Crane safety is getting extra scrutiny following an alarming number of crane-related deaths in recent months. In New York City, two crane accidents since March have killed nine people — a greater number than the total deaths from cranes over the past decade.
Nationwide, on average, four construction workers are killed every day in the United States in construction site accidents.
“There’s no question that construction is an inherently dangerous job,” said committee chairman George Miller, D-Calif. “The question is whether more can be done to prevent accidents and make the industry safer.”
Assistant Secretary Edwin Foulke of OSHA said the overall safety record is good and getting better.
“If you look at fatality rates in both general industry and construction, they have been continually going down… I think our efforts are working,” Foulke told the committee.

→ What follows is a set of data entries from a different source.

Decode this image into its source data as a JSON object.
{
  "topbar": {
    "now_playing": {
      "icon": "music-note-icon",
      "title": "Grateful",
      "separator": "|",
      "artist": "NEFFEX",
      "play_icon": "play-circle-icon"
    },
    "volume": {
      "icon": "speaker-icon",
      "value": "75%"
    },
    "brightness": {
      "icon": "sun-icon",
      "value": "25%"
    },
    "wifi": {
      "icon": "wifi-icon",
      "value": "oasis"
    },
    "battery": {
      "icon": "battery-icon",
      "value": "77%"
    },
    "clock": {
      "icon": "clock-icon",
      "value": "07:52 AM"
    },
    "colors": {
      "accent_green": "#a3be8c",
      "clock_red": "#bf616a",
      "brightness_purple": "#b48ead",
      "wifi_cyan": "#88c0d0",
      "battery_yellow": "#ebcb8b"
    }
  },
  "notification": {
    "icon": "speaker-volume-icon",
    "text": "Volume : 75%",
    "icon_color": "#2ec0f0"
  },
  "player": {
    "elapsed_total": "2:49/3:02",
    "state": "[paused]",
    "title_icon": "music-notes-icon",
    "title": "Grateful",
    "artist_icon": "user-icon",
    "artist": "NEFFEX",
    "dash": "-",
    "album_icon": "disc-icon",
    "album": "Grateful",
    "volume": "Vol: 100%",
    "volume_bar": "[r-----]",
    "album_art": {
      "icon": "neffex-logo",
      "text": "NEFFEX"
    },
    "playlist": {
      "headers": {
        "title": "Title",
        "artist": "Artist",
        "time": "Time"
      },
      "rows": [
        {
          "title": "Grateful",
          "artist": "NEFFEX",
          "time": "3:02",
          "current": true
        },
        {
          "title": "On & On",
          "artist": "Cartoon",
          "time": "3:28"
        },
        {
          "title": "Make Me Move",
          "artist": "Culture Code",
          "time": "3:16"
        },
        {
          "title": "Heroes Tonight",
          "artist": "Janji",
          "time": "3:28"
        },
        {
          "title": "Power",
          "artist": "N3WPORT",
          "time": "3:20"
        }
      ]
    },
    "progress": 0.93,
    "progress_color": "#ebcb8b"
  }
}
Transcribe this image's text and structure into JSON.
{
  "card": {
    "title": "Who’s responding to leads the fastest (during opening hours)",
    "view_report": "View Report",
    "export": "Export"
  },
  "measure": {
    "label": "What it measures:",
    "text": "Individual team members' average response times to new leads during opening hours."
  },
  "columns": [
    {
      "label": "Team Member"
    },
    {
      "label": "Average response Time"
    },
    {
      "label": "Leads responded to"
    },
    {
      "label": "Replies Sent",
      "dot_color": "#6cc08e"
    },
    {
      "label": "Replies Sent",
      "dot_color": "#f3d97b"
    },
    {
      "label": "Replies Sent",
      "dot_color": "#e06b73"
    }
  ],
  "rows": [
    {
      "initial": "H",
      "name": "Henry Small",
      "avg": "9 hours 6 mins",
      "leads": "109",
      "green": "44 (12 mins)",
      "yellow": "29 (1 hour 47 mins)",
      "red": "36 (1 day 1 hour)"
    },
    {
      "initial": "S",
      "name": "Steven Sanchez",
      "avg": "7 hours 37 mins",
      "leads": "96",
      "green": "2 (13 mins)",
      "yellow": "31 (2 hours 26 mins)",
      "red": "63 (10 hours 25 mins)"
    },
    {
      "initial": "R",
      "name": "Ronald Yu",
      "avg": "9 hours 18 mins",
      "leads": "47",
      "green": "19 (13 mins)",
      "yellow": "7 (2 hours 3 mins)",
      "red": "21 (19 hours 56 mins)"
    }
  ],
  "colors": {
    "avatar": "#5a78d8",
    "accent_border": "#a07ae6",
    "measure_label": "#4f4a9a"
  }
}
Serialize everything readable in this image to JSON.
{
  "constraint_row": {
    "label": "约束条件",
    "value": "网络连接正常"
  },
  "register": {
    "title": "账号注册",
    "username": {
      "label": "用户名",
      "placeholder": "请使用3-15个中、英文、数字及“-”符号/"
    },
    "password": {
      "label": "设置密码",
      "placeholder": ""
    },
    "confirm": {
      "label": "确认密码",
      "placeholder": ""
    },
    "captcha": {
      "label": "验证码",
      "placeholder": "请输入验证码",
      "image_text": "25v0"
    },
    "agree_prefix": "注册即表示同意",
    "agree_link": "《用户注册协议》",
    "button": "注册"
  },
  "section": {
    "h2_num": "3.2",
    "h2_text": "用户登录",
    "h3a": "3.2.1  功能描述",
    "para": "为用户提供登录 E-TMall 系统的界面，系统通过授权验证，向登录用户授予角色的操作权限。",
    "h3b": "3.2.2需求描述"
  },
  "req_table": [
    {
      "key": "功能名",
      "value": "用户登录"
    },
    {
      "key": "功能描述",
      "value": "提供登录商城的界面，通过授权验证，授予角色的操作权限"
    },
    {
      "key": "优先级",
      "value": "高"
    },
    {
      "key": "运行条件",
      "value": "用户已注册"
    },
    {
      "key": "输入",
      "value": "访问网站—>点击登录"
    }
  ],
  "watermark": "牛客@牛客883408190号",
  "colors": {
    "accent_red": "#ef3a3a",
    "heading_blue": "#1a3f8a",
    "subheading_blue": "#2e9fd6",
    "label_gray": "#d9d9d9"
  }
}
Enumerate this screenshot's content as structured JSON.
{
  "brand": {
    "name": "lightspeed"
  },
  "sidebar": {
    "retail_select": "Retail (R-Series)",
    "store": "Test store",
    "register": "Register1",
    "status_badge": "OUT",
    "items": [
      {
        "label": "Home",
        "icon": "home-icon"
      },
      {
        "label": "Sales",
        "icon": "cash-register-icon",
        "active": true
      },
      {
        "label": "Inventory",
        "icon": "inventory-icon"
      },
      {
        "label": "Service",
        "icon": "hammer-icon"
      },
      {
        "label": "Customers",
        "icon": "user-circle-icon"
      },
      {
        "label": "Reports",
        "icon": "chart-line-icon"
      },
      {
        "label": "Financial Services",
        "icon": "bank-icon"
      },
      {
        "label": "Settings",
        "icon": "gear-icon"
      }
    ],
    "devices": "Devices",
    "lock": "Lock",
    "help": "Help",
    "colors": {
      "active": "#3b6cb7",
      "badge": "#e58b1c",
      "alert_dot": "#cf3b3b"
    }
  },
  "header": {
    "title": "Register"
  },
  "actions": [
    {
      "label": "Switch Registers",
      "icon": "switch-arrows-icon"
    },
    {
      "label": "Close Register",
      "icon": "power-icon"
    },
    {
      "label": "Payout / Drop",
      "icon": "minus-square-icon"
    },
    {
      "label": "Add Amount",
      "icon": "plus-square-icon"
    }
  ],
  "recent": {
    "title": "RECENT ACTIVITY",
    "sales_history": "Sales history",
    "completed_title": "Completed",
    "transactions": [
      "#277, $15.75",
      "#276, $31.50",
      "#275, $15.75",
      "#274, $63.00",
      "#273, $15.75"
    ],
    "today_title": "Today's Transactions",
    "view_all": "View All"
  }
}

Many states have no count of their cranes, nor do they mandate training for workers who run the equipment, or for officials who certify crane operators. Even the federal government acknowledged last month that updated standards would prevent some crane accidents.
New York City has only four inspectors on the payroll to inspect more than 200 cranes, 26 of them large tower cranes. About four inspections are conducted each day, a routine that industry veterans say won’t detect real problems such as the rebuilt crane part blamed for one of the New York crane collapses.
Ironworker George Cole told the panel he blamed OSHA for the death of his brother-in-law Rusty Billingsley from a fall at a construction site in Las Vegas.
Foulke said he was unfamiliar with the exact details of Billingsley’s death, but sought to assure the committee the agency has expanded crane inspections in New York, and is working on a nationwide crane safety initiative to reinforce regulations and safe practices.
The agency issued 24,358 citations last year for violations of fall safety rules at construction sites, leading to more than $33 million in fines, said Foulke.